The Sweet sang about one. They appeared in the Olympic closing ceremony. But what’s so special about wearing a luminous coat and glaring at motorists?
When I was a kid, lollipop ladies were made from girders. Ruddy great iron girders with rivets the size of Klingon warships. They provided a useful service on busy roads, especially near the school bus stop, standing at the side of the road with laser vision. At the slightest sniff of a youngster, they would dutifully raise the lollipop to signal vehicles should prepare to stop and then fearlessly lunge into the road, traffic or not.
The watered down health-and-safety-aware School Crossing Patrol Officers of today are a far cry from their adamantine predecessors. For starters, most of them haven’t been on the course or ever heard of the highway code (or are just lazy). They either keep the lollipop sign upright all the time — which causes no end of confusion in drivers — or they wander into the road with it at half mast and plonk it upright when they’ve reached the white line, then scowl at drivers who grind to an emergency stop inches from their frail shins.
Then — and this is the kicker — most of the patrol people aren’t outside the school, but are stationed further away at a pelican crossing.

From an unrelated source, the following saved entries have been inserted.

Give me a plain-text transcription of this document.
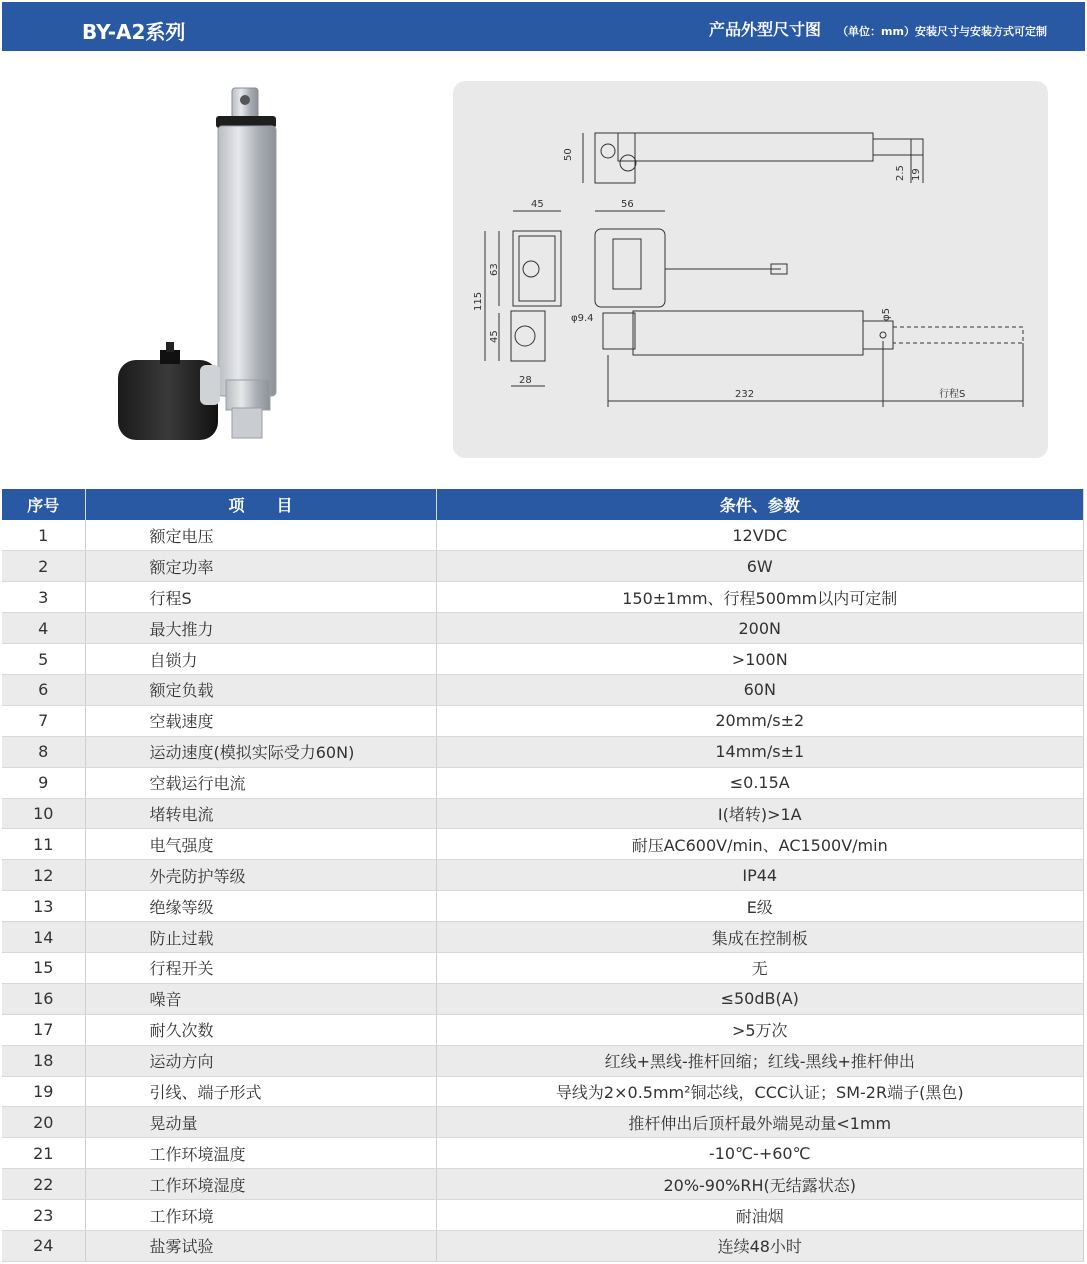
BY-A2系列	产品外型尺寸图 （单位：mm）安装尺寸与安装方式可定制
50
2.5 19
45	56
63
115
45
28
φ9.4	φ5
232	行程S
序号	项　　目	条件、参数
1	额定电压	12VDC
2	额定功率	6W
3	行程S	150±1mm、行程500mm以内可定制
4	最大推力	200N
5	自锁力	>100N
6	额定负载	60N
7	空载速度	20mm/s±2
8	运动速度(模拟实际受力60N)	14mm/s±1
9	空载运行电流	≤0.15A
10	堵转电流	I(堵转)>1A
11	电气强度	耐压AC600V/min、AC1500V/min
12	外壳防护等级	IP44
13	绝缘等级	E级
14	防止过载	集成在控制板
15	行程开关	无
16	噪音	≤50dB(A)
17	耐久次数	>5万次
18	运动方向	红线+黑线-推杆回缩；红线-黑线+推杆伸出
19	引线、端子形式	导线为2×0.5mm²铜芯线，CCC认证；SM-2R端子(黑色)
20	晃动量	推杆伸出后顶杆最外端晃动量<1mm
21	工作环境温度	-10℃-+60℃
22	工作环境湿度	20%-90%RH(无结露状态)
23	工作环境	耐油烟
24	盐雾试验	连续48小时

Thus the council are essentially paying my tax money to some old / ignorant / idle duffer to press a button and wait for a green signal, then strut in front of cars that have already stopped at the traffic lights, and usher across people who could very well have pressed the button themselves. That’s not a service, it’s an insult.
There are the odd few I’ve noticed who do the profession proud; obey the code, stare down danger’s throat and assure safe passage for the future inheritors of our planet, despite 94.8% of the kids ignoring the helper and staring at a mobile screen the whole time they cross. But the majority of the workers aren’t much cop and would be better off at home with a cup of tea, the Daily Mail crossword and Emmerdale at maximum volume.